The lawyer pressures his client to plead guilty. His private investigator coaches Dassey into a confession, which included gruesome drawings of the alleged crime scene. Kachinsky then arranges a meeting with police officers so they can question Dassey without a lawyer present. In the end, Dassey was convicted of first-degree intentional homicide and sentenced to life in prison.
If Brendan Dassey’s attorney was not considered ineffective, then how egregious does the representation have to be for the Strickland standard to apply?
Strickland v. Washington
In Strickland v. Washington, the defendant pleaded guilty to murder and was sentenced to death. He argued on appeal that his attorney delivered ineffective counsel when he failed to present mitigating evidence at his sentencing hearing that could have spared his life.
The U.S. Supreme Court found that, “The benchmark for judging any claim of ineffectiveness must be whether counsel's conduct so undermined the proper functioning of the adversarial process that the trial cannot be relied on as having produced a just result.”
Based on this finding, the court established a two-pronged test to determine whether the attorney’s conduct met the benchmark for ineffectiveness:
- Did the attorney provide “reasonably effective assistance” considering the totality of the circumstances?
- Is there a reasonable probability that, but for the attorney’s ineffective assistance, the outcome would have been different?
In Dassey’s case, the Wisconsin appellate court rejected his argument that his attorney was ineffective. The court found a strong presumption that Dassey’s lawyer, “rendered adequate assistance and made all significant decisions in the exercise of reasonable professional judgment.”
Having ruled Dassey did not meet the burden on the first prong, the court did not consider the second prong of the Strickland standard.
Unequal Assistance of Counsel
More than 50 years ago, the U.S. Supreme Court ruled in Gideon v. Wainwright that the state must appoint an attorney to felony defendants in need of council. This ruling, in essence, required states to establish public defender systems that, when financially supported and staffed by competent attorneys, successfully protect the rights of defendants.
Unfortunately, defendants who must rely on a public defender system must often accept underfunded attorneys who deliver ineffective counsel because their huge caseloads cause them to be poorly prepared.
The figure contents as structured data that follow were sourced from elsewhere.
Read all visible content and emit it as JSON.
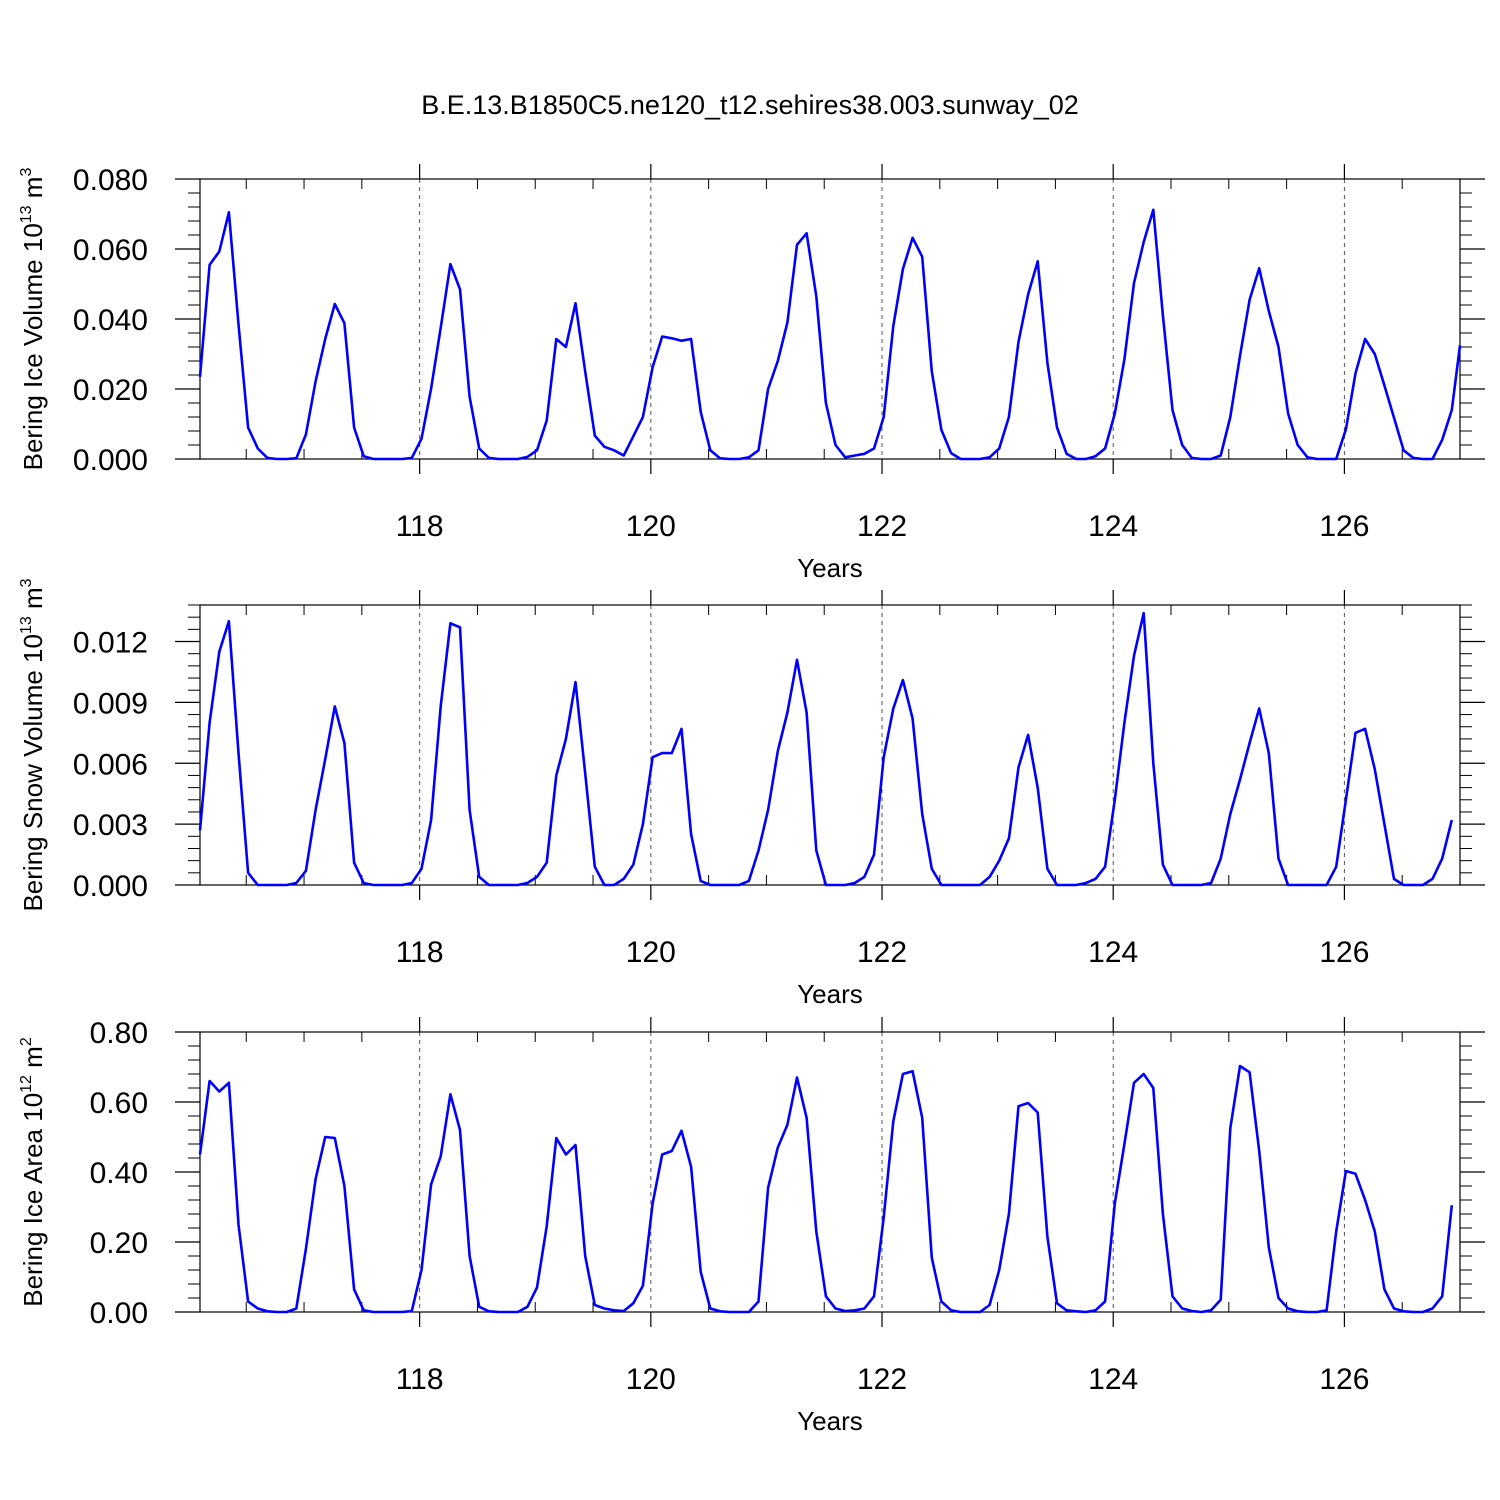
{
  "figure": {
    "title": "B.E.13.B1850C5.ne120_t12.sehires38.003.sunway_02",
    "line_color": "#0000ff"
  },
  "chart_data": [
    {
      "type": "line",
      "title": "",
      "xlabel": "Years",
      "ylabel": "Bering Ice Volume 10",
      "ylabel_exp": "13",
      "ylabel_unit": " m",
      "ylabel_unit_exp": "3",
      "xlim": [
        116.1,
        127.0
      ],
      "ylim": [
        0.0,
        0.08
      ],
      "xticks": [
        118,
        120,
        122,
        124,
        126
      ],
      "xtick_labels": [
        "118",
        "120",
        "122",
        "124",
        "126"
      ],
      "yticks": [
        0.0,
        0.02,
        0.04,
        0.06,
        0.08
      ],
      "ytick_labels": [
        "0.000",
        "0.020",
        "0.040",
        "0.060",
        "0.080"
      ],
      "y_minor_step": 0.004,
      "x_minor_step": 0.5,
      "grid": "dashed vertical lines at major x ticks",
      "legend": "none",
      "series": [
        {
          "x_start": 116.1,
          "x_step": 0.0833,
          "values": [
            0.0235,
            0.0555,
            0.0593,
            0.0705,
            0.0385,
            0.009,
            0.003,
            0.0003,
            0.0,
            0.0,
            0.0002,
            0.007,
            0.0222,
            0.0343,
            0.0443,
            0.0388,
            0.009,
            0.0008,
            0.0,
            0.0,
            0.0,
            0.0,
            0.0003,
            0.0058,
            0.0201,
            0.0375,
            0.0557,
            0.0485,
            0.0178,
            0.003,
            0.0003,
            0.0,
            0.0,
            0.0,
            0.0006,
            0.0025,
            0.011,
            0.0343,
            0.032,
            0.0445,
            0.025,
            0.0067,
            0.0035,
            0.0025,
            0.001,
            0.0065,
            0.012,
            0.0262,
            0.035,
            0.0345,
            0.0338,
            0.0343,
            0.0135,
            0.0025,
            0.0002,
            0.0,
            0.0,
            0.0005,
            0.0025,
            0.02,
            0.028,
            0.039,
            0.0612,
            0.0645,
            0.0465,
            0.016,
            0.004,
            0.0005,
            0.001,
            0.0015,
            0.003,
            0.012,
            0.038,
            0.0543,
            0.0632,
            0.0578,
            0.025,
            0.0083,
            0.0017,
            0.0,
            0.0,
            0.0,
            0.0005,
            0.003,
            0.012,
            0.0335,
            0.047,
            0.0565,
            0.0275,
            0.009,
            0.0015,
            0.0,
            0.0,
            0.0008,
            0.003,
            0.013,
            0.0285,
            0.0503,
            0.062,
            0.0712,
            0.041,
            0.014,
            0.004,
            0.0003,
            0.0,
            0.0,
            0.001,
            0.012,
            0.0295,
            0.0455,
            0.0545,
            0.0423,
            0.032,
            0.013,
            0.004,
            0.0005,
            0.0,
            0.0,
            0.0,
            0.0085,
            0.0245,
            0.0343,
            0.03,
            0.021,
            0.0118,
            0.0025,
            0.0003,
            0.0,
            0.0,
            0.0055,
            0.014,
            0.0325
          ]
        }
      ]
    },
    {
      "type": "line",
      "title": "",
      "xlabel": "Years",
      "ylabel": "Bering Snow Volume 10",
      "ylabel_exp": "13",
      "ylabel_unit": " m",
      "ylabel_unit_exp": "3",
      "xlim": [
        116.1,
        127.0
      ],
      "ylim": [
        0.0,
        0.0138
      ],
      "xticks": [
        118,
        120,
        122,
        124,
        126
      ],
      "xtick_labels": [
        "118",
        "120",
        "122",
        "124",
        "126"
      ],
      "yticks": [
        0.0,
        0.003,
        0.006,
        0.009,
        0.012
      ],
      "ytick_labels": [
        "0.000",
        "0.003",
        "0.006",
        "0.009",
        "0.012"
      ],
      "y_minor_step": 0.0006,
      "x_minor_step": 0.5,
      "grid": "dashed vertical lines at major x ticks",
      "legend": "none",
      "series": [
        {
          "x_start": 116.1,
          "x_step": 0.0833,
          "values": [
            0.0027,
            0.008,
            0.0115,
            0.013,
            0.0065,
            0.0006,
            0.0,
            0.0,
            0.0,
            0.0,
            0.0001,
            0.0007,
            0.0037,
            0.0062,
            0.0088,
            0.007,
            0.0011,
            0.0001,
            0.0,
            0.0,
            0.0,
            0.0,
            0.0001,
            0.0008,
            0.0032,
            0.0088,
            0.0129,
            0.0127,
            0.0037,
            0.0004,
            0.0,
            0.0,
            0.0,
            0.0,
            0.0001,
            0.0004,
            0.0011,
            0.0054,
            0.0072,
            0.01,
            0.0055,
            0.0009,
            0.0,
            0.0,
            0.0003,
            0.001,
            0.003,
            0.0063,
            0.0065,
            0.0065,
            0.0077,
            0.0025,
            0.0002,
            0.0,
            0.0,
            0.0,
            0.0,
            0.0002,
            0.0017,
            0.0037,
            0.0066,
            0.0085,
            0.0111,
            0.0085,
            0.0017,
            0.0,
            0.0,
            0.0,
            0.0001,
            0.0004,
            0.0015,
            0.0063,
            0.0087,
            0.0101,
            0.0082,
            0.0035,
            0.0008,
            0.0,
            0.0,
            0.0,
            0.0,
            0.0,
            0.0004,
            0.0012,
            0.0023,
            0.0058,
            0.0074,
            0.0048,
            0.0008,
            0.0,
            0.0,
            0.0,
            0.0001,
            0.0003,
            0.0009,
            0.0042,
            0.008,
            0.0113,
            0.0134,
            0.006,
            0.001,
            0.0,
            0.0,
            0.0,
            0.0,
            0.0001,
            0.0013,
            0.0035,
            0.0052,
            0.007,
            0.0087,
            0.0065,
            0.0013,
            0.0,
            0.0,
            0.0,
            0.0,
            0.0,
            0.0009,
            0.0042,
            0.0075,
            0.0077,
            0.0057,
            0.003,
            0.0003,
            0.0,
            0.0,
            0.0,
            0.0003,
            0.0013,
            0.0032
          ]
        }
      ]
    },
    {
      "type": "line",
      "title": "",
      "xlabel": "Years",
      "ylabel": "Bering Ice Area 10",
      "ylabel_exp": "12",
      "ylabel_unit": " m",
      "ylabel_unit_exp": "2",
      "xlim": [
        116.1,
        127.0
      ],
      "ylim": [
        0.0,
        0.8
      ],
      "xticks": [
        118,
        120,
        122,
        124,
        126
      ],
      "xtick_labels": [
        "118",
        "120",
        "122",
        "124",
        "126"
      ],
      "yticks": [
        0.0,
        0.2,
        0.4,
        0.6,
        0.8
      ],
      "ytick_labels": [
        "0.00",
        "0.20",
        "0.40",
        "0.60",
        "0.80"
      ],
      "y_minor_step": 0.04,
      "x_minor_step": 0.5,
      "grid": "dashed vertical lines at major x ticks",
      "legend": "none",
      "series": [
        {
          "x_start": 116.1,
          "x_step": 0.0833,
          "values": [
            0.45,
            0.66,
            0.63,
            0.655,
            0.25,
            0.03,
            0.01,
            0.002,
            0.0,
            0.0,
            0.01,
            0.18,
            0.38,
            0.5,
            0.497,
            0.36,
            0.065,
            0.005,
            0.0,
            0.0,
            0.0,
            0.0,
            0.003,
            0.12,
            0.365,
            0.445,
            0.622,
            0.52,
            0.16,
            0.015,
            0.002,
            0.0,
            0.0,
            0.0,
            0.015,
            0.07,
            0.245,
            0.497,
            0.45,
            0.477,
            0.16,
            0.02,
            0.01,
            0.005,
            0.003,
            0.025,
            0.075,
            0.31,
            0.45,
            0.46,
            0.518,
            0.415,
            0.115,
            0.01,
            0.002,
            0.0,
            0.0,
            0.0,
            0.03,
            0.355,
            0.47,
            0.535,
            0.67,
            0.555,
            0.23,
            0.045,
            0.01,
            0.003,
            0.005,
            0.01,
            0.045,
            0.27,
            0.545,
            0.68,
            0.688,
            0.555,
            0.155,
            0.03,
            0.005,
            0.0,
            0.0,
            0.0,
            0.02,
            0.12,
            0.28,
            0.588,
            0.597,
            0.57,
            0.215,
            0.025,
            0.005,
            0.002,
            0.0,
            0.005,
            0.03,
            0.31,
            0.48,
            0.655,
            0.68,
            0.64,
            0.28,
            0.045,
            0.01,
            0.003,
            0.0,
            0.005,
            0.035,
            0.525,
            0.703,
            0.685,
            0.46,
            0.185,
            0.04,
            0.01,
            0.002,
            0.0,
            0.0,
            0.005,
            0.23,
            0.403,
            0.395,
            0.32,
            0.23,
            0.065,
            0.01,
            0.002,
            0.0,
            0.0,
            0.01,
            0.045,
            0.305
          ]
        }
      ]
    }
  ]
}
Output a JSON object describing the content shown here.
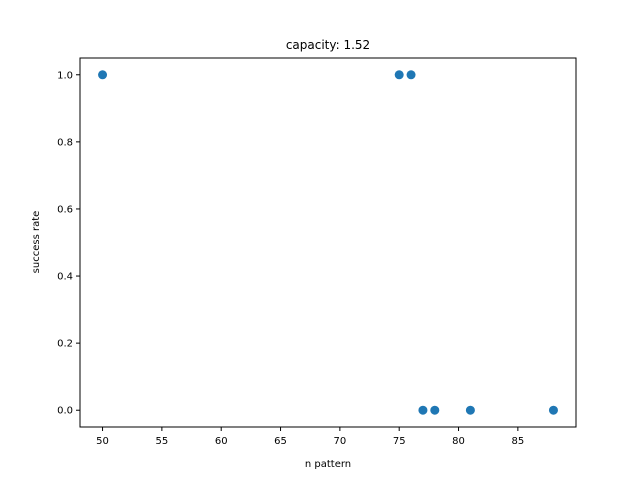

This was surely the case for Dassey.
Washington University School of Law Professor Peter Joy explains this inequality in his research paper “Unequal Assistance of Counsel”:
There is now, and has always been, a double standard when it comes to the criminal justice system in the United States. The system is stacked against you if you are a person of color or are poor… . The potential counterweight to such a system, a lawyer by one's side, is unequal as well. In reality, the right to counsel is a right to the unequal assistance of counsel in the United States.
In theory, an objective application of Strickland v. Washington should correct this inequity. However, Joy contends, “As a result of the Strickland standard, only the most outrageous conduct by defense counsel leads to a new trial.”